Alberto non voterà mai per Giachetti perché «il Pd non è un partito di
sinistra. L’unico che vedo di sinistra è Paolo Ferrero». Forte invece è
il vento che gonfia le vele ai Cinquestelle. «Dopo un anno di
disoccupazione a 250 euro al mese adesso lavoro per una ditta di
pulizie. Ma questa volta non mi fregheranno. Ormai ho deciso: voterò i
grillini», annuncia Pino. Brucia anche l’allarme sicurezza. Per il
presidente dei commercianti Mario Marchetti è il problema numero uno:
«Abbiamo un campo rom fra i più caldi di Roma. Inoltre, ci sarebbero
tante abitazioni che rischiano di essere occupate. Ci sentiamo
abbandonati». Questo quartiere sembra essere il manifesto dello
scontento delle periferie. Un anno fu l’epicentro degli scontri fra
residenti e migranti. Dovettero intervenire le forze dell’ordine.
Giachetti però non si arrende. Non ha promesso denaro ma «competenze»

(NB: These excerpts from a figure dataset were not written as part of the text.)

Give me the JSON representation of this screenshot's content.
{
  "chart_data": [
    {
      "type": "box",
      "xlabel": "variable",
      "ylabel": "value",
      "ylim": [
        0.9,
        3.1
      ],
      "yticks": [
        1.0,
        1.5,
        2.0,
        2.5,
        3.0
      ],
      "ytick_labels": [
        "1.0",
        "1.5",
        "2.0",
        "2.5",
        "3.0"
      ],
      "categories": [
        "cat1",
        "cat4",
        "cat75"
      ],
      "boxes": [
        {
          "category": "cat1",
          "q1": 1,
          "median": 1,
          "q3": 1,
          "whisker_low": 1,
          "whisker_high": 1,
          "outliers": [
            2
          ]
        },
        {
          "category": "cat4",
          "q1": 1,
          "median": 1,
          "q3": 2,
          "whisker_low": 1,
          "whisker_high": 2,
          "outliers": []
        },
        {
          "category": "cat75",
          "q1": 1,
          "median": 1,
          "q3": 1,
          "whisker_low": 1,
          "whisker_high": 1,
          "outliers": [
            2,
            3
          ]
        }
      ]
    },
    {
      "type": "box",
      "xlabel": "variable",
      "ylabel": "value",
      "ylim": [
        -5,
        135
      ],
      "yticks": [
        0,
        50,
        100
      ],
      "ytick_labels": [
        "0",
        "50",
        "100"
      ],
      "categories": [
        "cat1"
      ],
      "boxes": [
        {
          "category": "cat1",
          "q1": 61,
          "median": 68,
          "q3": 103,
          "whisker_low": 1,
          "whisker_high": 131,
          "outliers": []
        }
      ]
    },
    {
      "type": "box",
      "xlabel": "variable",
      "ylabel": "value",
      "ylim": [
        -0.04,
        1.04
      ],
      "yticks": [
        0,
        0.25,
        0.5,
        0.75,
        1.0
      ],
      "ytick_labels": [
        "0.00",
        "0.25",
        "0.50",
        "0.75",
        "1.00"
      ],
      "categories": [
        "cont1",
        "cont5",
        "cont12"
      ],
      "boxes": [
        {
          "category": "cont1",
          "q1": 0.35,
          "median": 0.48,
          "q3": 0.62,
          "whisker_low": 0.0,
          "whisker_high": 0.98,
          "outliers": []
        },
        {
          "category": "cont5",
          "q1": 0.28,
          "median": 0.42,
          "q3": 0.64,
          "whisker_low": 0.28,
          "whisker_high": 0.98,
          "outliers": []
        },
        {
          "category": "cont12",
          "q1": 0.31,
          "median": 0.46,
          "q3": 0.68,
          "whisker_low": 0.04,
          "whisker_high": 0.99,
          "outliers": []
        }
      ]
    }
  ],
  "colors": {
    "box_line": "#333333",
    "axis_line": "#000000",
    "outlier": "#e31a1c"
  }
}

per far diventare i municipi «veri e propri comuni». Basterà a placare
questa rabbia?
L’appello ai cittadini
Nella lunga giornata
il vice presidente della Camera non trascura nulla. Fa visita a un
centro per anziani in viale Lepetit. L’accoglienza almeno stavolta è
calorosa. Una signora l’invita a fare un match a burraco. «La ringrazio,
ma non so giocare», risponde sorridendo. Giachetti ha fretta di andare,
il pomeriggio di campagna elettorale è ancora lungo, ma la presidente
del Circolo lo invita a dire due parole: «Qui la gente vuole sentire la
sua voce, non la conoscono». Il candidato obbedisce, quasi incredulo.
C’è ancora qualcuno che ha voglia di ascoltare un politico da queste
parti. Prende il microfono e in poche parole spiega quale sia il suo
programma: «Sono qui per ringraziarvi. Voglio dirvi semplicemente che
sto raccogliendo tante idee per far ripartire Roma. Allo stesso tempo
non ho alcune intenzione di fare promesse a vanvera. Non accadrà più
quello che è successo negli anni passati. Però, vi dico anche che non
bastano il miglior sindaco e la migliore squadra di assessori. Ogni
cittadinodeve contribuire».
Pietro, un anziano seduto in un tavolo
di burraco, dice all’amico: «È una brava persona, ma non lo voterò
perché è del Pd». In fondo è questa la difficoltà di «Bobo». Vincere
anzitutto contro la cattiva fama del suo partito.